Kasemann described Fermilab as providing the "test bed" as the distributive computing concept meets real-world demands of high-energy physics. Fermilab's experiments will offer the first implementation and the first trials of DataGrid, but Kasemann pointed out that the benefits aren't directed only at decentralized experimenters: the access to distributive computing power will expand computing capabilities beyond those available at a single central site.
"We as physicists need this greater computing power to fulfill our mission," Kasemann said.
Advanced computing for 21st century accelerators
The accelerators that fuel the demands for expanded computing power are also demanding greater computing power in their design and operation.

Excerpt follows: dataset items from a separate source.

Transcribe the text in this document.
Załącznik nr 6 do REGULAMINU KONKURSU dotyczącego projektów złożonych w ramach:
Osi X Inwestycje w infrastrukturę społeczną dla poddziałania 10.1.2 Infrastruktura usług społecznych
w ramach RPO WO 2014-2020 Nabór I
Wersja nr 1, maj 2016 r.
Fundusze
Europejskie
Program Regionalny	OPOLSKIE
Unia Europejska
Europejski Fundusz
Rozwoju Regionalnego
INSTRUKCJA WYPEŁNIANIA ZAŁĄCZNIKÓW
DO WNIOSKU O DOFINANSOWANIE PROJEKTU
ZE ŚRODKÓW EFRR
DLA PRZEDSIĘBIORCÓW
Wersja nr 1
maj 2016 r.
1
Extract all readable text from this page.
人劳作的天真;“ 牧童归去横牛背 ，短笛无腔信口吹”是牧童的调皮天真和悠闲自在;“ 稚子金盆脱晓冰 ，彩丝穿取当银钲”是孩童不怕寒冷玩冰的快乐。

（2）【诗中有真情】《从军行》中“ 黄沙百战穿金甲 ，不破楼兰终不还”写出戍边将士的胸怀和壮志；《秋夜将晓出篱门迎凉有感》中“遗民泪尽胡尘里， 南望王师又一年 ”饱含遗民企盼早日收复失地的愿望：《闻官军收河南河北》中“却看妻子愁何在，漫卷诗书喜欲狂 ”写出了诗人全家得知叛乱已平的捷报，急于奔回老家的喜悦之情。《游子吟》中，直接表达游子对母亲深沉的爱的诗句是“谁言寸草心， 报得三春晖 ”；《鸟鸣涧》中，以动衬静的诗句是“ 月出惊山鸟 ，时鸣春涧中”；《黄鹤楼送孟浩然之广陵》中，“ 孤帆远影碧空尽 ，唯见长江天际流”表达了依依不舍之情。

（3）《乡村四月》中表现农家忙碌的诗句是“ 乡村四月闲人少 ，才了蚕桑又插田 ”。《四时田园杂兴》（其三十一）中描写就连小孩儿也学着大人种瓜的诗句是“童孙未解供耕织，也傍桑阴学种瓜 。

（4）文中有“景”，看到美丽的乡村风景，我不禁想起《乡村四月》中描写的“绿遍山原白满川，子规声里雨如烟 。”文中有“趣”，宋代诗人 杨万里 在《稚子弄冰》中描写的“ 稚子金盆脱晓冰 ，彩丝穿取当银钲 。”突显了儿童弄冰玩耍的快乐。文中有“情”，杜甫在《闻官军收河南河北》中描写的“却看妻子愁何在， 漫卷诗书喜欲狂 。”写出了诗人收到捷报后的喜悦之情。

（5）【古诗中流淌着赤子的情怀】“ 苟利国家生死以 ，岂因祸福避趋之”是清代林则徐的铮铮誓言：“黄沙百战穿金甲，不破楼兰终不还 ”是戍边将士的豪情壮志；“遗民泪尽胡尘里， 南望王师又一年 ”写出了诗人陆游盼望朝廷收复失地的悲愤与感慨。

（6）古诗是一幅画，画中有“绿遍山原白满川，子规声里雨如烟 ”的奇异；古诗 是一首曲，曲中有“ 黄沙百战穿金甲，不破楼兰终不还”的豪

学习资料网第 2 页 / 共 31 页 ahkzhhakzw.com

The collaboration on Advanced Computing for 21st Century Accelerator Science and Technology involves 10 institutions (Fermilab, SLAC, Los Alamos National Lab, Lawrence Berkeley National Lab, Brookhaven National Lab, Thomas Jefferson Lab, Stanford University, UCLA, University of California-Berkeley, University of Maryland, USC, Tech-X, SNL, University of California-Davis), developing high-performance simulation codes to use existing accelerators more efficiently and help streamline the design of future accelerators.
The Fermilab effort will develop simulation software for improving the performance of the lab's accelerators; and will contribute to design studies for future machines and improvements, including a proton driver upgrade, ionization cooling for neutrino factories and muon colliders, and the Linear Collider—one of the possibilities for the next generation of high-energy physics accelerators.
"It's more cost-effective to simulate accelerators than to build prototypes that may require several changes," said Fermilab physicist Panagiotos Spentzouris. "It's also important to note the opportunities that are opened up for students. I have two computer science students from Kansas State University working with me."
All told, the DOE SciDAC awards will offer $57 million to 51 projects in this fiscal year, advancing fundamental research in such areas as climate modeling, fusion energy sciences, chemical sciences and nuclear astrophysics as well as high-energy physics and high-performance computing. SciDAC is an integrated program to help create a new generation of scientific simulation codes.